Паоло пожал плечами.
— Может, они и вовсе не виноваты. Но если мне приказано, я выполняю приказ. Хозяин должен быть доволен. Я человек честный и люблю, чтобы все на совесть.
— И вы имеете право на чужие жизни?
— Они сами дали нам это право. Они слабее нас, трусливей, глупее. Когда есть приказ, мы на все имеем право.
— Откуда вы, из какой страны? Где ваша родина?
— Ну, это вы слишком, папаша, — оборвал меня Паоло. — Как говорится, хватили через край. Пока у меня контракт, и я ношу оружие, у меня нет родины… Верно, и вы, пока служите богу, не вспоминаете, где зарыты ваши предки. Да это ведь все равно, не так ли?..
В сумерках баржа отвалила от причала, развернулась под жерлами пушек флагманского корабля несуществующей эскадры адмирала Такибае, прошла залив и, когда маяк исчез за громадой скалы, взяла курс на Вококо.
На душе было гадко, и я решил не уходить с палубы, хотя ветерок посвежел — баржа неприятно поскрипывала, переваливаясь с волны на волну.
Ночью океан страшен. Но и красив — при луне. Волны наползают бархатные, черные, но вот, достигнув вершины, ухнув и рассыпавшись брызгами, сверкают живым изумрудным светом…
Стучали двигатели, удушливо попахивало машинным маслом и краской. За высокой рубкой, в затишке, бряцая оружием, покуривали полицейские. Паоло с презрением отозвался о них — «опереточный сброд»…
Сон не шел, в духоту закрытого помещения спускаться не хотелось. «А если убьют? — заныла душа. — Не будет больше ни ветра, ни земли, ни человечества, — ничего не будет… Так неужели же я должен кому-то, если близится час, когда меня не станет?..»
Я не мог внушить себе чувство долга: пошатнулась вера в прекрасное будущее. Будущее представлялось мне теперь таким, как его изобразил Сэлмон.
Я понимал, что убийство веры и было главной целью Сэлмона: теряющий веру терял будущее, превращаясь в ничтожество, в палача, в лакея. Я понимал и то, что пока жива вера, сэлмонам не завладеть миром. Но впервые я не особенно верил в то, что понимал…

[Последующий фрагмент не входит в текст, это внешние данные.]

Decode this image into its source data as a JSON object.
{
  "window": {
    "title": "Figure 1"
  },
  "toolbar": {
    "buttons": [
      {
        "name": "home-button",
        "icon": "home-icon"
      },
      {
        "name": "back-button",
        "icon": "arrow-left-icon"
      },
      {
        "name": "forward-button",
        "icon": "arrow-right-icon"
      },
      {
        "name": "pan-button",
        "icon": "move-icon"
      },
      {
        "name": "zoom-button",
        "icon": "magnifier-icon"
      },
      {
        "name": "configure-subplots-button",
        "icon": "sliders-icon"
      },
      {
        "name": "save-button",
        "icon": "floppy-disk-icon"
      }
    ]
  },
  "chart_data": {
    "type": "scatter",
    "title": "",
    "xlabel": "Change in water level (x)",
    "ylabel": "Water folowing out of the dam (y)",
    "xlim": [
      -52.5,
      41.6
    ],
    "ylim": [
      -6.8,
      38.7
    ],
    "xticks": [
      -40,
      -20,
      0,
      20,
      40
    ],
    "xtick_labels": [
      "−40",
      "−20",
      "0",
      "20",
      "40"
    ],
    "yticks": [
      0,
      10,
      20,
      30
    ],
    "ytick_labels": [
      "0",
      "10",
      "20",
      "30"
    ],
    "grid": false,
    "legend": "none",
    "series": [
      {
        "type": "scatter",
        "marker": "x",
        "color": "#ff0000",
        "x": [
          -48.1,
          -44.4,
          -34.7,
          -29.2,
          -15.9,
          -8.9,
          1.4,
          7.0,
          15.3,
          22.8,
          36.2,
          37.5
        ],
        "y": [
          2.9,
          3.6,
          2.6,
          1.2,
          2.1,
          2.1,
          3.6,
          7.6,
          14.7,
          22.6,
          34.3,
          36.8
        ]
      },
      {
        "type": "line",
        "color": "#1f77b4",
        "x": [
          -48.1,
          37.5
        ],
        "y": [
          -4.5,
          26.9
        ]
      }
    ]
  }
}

В полночь баржа бросила якорь у острова Вококо. На воду спустили шлюпку. Едва шлюпка коснулась берега, меня и Паоло встретили наемники. Светя фонариками, они провели нас через пальмовую рощу — к просторной деревянной постройке с наклонной крышей. Это был склад. В отгороженном углу мне указали мое место. Я выпил банку пива и тотчас уснул, хотя вокруг гомонили и играли в карты.
Проснулся я рано утром и обошел бандитское логово, думая о том, что в прежние времена правительства объединялись, чтобы уничтожать разбойничьи шайки на море и на суше, а теперь используют бандитов повсюду, где не могут использовать регулярные войска.
Наемники еще спали. Я напоролся на часового. В пятнистой куртке, он покуривал у тяжелого пулемета. От него я узнал, что склад использовался прежде малайцами, державшими торговые лавки по всему острову, а теперь служит базой для отряда, действующего против партизан.
В тишине утра забухали взрывы, приглушенные расстоянием.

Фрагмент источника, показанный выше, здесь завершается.